At the point when the insurance coverage becomes effective, it is moved from an asset and charged to the expense side of the company's balance sheet. Insurance coverage, however, is in many cases consumed more than several periods. In this case, the company's balance sheet might show relating charges recorded as expenses.

Except if a insurance claim is documented, prepaid insurance is typically renewable by the policyholder shortly before the expiry date based on similar conditions and conditions as the original insurance contract. Nonetheless, the premiums might be hardly higher to account for inflation and other operating factors.

Special Considerations

Prepaid insurance is normally viewed as a current asset, as it becomes changed over completely to cash or utilized inside a genuinely short time. Yet, on the off chance that a prepaid expense isn't consumed soon after payment, it turns into a long-term asset, which is definitely not an exceptionally common occurrence. The payment of the insurance expense is like money in the bank โ€” as that money is spent, it is removed from the account in every month or accounting period.

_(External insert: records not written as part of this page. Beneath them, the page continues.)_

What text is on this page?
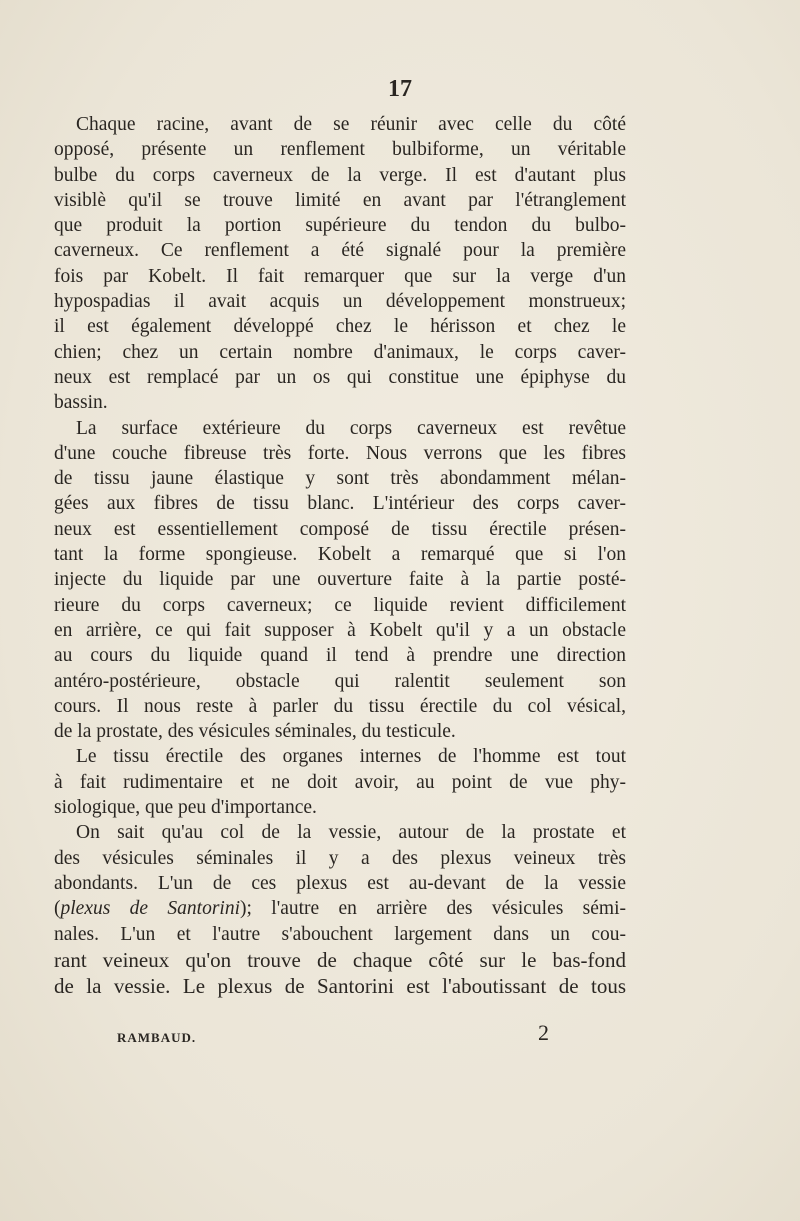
17
Chaque racine, avant de se réunir avec celle du côté
opposé, présente un renflement bulbiforme, un véritable
bulbe du corps caverneux de la verge. Il est d'autant plus
visiblè qu'il se trouve limité en avant par l'étranglement
que produit la portion supérieure du tendon du bulbo-
caverneux. Ce renflement a été signalé pour la première
fois par Kobelt. Il fait remarquer que sur la verge d'un
hypospadias il avait acquis un développement monstrueux;
il est également développé chez le hérisson et chez le
chien; chez un certain nombre d'animaux, le corps caver-
neux est remplacé par un os qui constitue une épiphyse du
bassin.
La surface extérieure du corps caverneux est revêtue
d'une couche fibreuse très forte. Nous verrons que les fibres
de tissu jaune élastique y sont très abondamment mélan-
gées aux fibres de tissu blanc. L'intérieur des corps caver-
neux est essentiellement composé de tissu érectile présen-
tant la forme spongieuse. Kobelt a remarqué que si l'on
injecte du liquide par une ouverture faite à la partie posté-
rieure du corps caverneux; ce liquide revient difficilement
en arrière, ce qui fait supposer à Kobelt qu'il y a un obstacle
au cours du liquide quand il tend à prendre une direction
antéro-postérieure, obstacle qui ralentit seulement son
cours. Il nous reste à parler du tissu érectile du col vésical,
de la prostate, des vésicules séminales, du testicule.
Le tissu érectile des organes internes de l'homme est tout
à fait rudimentaire et ne doit avoir, au point de vue phy-
siologique, que peu d'importance.
On sait qu'au col de la vessie, autour de la prostate et
des vésicules séminales il y a des plexus veineux très
abondants. L'un de ces plexus est au-devant de la vessie
(plexus de Santorini); l'autre en arrière des vésicules sémi-
nales. L'un et l'autre s'abouchent largement dans un cou-
rant veineux qu'on trouve de chaque côté sur le bas-fond
de la vessie. Le plexus de Santorini est l'aboutissant de tous
RAMBAUD.	2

Illustration of Prepaid Insurance

To show how prepaid insurance functions, we should expect that a company pays an insurance premium of $2,400 on November 20 for the half year period of December 1 through May 31. The payment is placed on November 20 with a debit of $2,400 to prepaid insurance and a credit of $2,400 to cash. As of November 30, none of the $2,400 has expired and the whole $2,400 will be reported as prepaid insurance. In any case, that changes once coverage starts.

On December 31, a changing passage will show a debit insurance expense for $400 โ€” the amount that expired or one-6th of $2,400 โ€” and will credit prepaid insurance for $400. This means that the debit balance in prepaid insurance on December 31 will be $2,000. This means five months of insurance that has not yet expired times $400 each month or five-sixths of the $2,400 insurance premium cost.

Features

  • Insurance companies carry prepaid insurance as current assets on their balance sheets since it's not consumed.
  • Prepaid insurance is payments made to insurers in advance for insurance coverage.
  • At the point when the insurance coverage happen, it goes from an asset and is charged to the expense side.
  • Policyholders can recharge coverage shortly before the expiry date based on similar conditions and conditions as the original insurance contract.